A self-maintaining register

In most systems, the shareholder register is a document you update manually. In dCompany, it is a live record that stays current as a natural by-product of running your corporate work through the platform.

Two ways to keep the register current

You can always register transactions manually — every transaction type is available directly in the Shareholder register. But for most changes that go through a formal process, the register updates itself automatically.

How automation keeps the register accurate

When you process a corporate change through the Document robot, dCompany does more than generate documents. Once the process is complete, the relevant transaction is written directly to the shareholder register — no separate data entry, no risk of the register falling behind the paperwork.

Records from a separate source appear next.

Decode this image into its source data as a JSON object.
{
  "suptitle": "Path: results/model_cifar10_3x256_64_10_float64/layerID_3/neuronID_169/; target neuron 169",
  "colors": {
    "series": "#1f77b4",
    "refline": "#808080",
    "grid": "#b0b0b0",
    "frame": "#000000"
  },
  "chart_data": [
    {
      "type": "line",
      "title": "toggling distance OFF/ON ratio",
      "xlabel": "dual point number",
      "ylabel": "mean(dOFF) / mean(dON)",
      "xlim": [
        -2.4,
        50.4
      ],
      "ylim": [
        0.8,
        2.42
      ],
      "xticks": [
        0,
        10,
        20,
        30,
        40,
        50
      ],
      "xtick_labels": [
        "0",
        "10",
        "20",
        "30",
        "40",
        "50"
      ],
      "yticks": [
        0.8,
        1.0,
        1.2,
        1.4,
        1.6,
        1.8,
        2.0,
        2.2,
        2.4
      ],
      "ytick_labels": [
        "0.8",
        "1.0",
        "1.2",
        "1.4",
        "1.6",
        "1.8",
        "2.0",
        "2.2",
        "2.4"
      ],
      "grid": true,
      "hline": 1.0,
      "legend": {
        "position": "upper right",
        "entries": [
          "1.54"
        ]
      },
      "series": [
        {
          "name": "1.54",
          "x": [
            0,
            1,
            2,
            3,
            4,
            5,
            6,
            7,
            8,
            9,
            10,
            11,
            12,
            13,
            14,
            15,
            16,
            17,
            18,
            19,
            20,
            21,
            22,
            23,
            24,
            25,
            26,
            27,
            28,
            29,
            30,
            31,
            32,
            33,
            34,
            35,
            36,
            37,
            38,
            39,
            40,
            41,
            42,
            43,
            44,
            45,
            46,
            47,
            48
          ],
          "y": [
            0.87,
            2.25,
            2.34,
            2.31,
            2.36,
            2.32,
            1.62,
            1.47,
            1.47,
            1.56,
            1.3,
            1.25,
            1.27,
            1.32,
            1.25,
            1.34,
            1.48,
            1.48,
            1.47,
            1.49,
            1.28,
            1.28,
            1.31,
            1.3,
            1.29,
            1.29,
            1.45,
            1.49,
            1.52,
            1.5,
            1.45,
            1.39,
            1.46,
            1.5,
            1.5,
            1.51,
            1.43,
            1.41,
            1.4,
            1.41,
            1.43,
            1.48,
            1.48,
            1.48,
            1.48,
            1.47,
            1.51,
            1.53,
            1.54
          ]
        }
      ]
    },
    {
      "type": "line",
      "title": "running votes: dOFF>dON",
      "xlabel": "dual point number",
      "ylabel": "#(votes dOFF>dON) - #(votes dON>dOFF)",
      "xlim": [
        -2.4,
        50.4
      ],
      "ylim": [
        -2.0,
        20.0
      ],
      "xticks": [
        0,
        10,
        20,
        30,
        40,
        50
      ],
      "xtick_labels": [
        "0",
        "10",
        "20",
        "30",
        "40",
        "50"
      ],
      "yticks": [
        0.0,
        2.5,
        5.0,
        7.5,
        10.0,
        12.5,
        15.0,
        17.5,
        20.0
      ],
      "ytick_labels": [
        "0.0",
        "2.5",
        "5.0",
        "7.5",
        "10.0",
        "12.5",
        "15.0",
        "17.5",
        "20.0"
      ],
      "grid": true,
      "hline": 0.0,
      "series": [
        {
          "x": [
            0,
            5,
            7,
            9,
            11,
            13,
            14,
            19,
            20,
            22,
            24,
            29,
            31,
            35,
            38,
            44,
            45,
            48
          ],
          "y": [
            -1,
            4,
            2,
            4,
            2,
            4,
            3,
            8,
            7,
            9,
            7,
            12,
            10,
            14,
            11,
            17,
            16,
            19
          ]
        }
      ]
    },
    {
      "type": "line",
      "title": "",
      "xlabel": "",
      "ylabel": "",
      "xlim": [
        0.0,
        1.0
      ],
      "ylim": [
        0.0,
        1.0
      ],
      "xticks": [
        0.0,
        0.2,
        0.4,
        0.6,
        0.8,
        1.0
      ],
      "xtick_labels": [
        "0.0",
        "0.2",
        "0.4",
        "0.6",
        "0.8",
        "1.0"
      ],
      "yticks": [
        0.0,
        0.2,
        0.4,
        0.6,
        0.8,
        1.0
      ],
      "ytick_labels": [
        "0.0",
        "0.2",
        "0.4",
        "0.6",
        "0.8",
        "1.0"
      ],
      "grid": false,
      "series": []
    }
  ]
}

This applies across the most common corporate events:

  • Share capital increases — new shares are added to the register when the process is finalised
  • Splits and reverse splits — share counts and ownership percentages update automatically
  • Board elections and role changes — reflected immediately in the company record
  • Changes to articles of association — logged and traceable

Cross-company: all registers in sync

If you manage multiple companies, automations run at group level through portfolio projects keep every register in the group consistent. A change processed once flows through to the correct company registers — without opening each company individually.

The result

The register reflects what has actually happened, not what someone remembered to enter. Shareholders, advisers, and regulators always see the same accurate picture — and official reports like the shareholder register statement and beneficial owners report are always based on current data.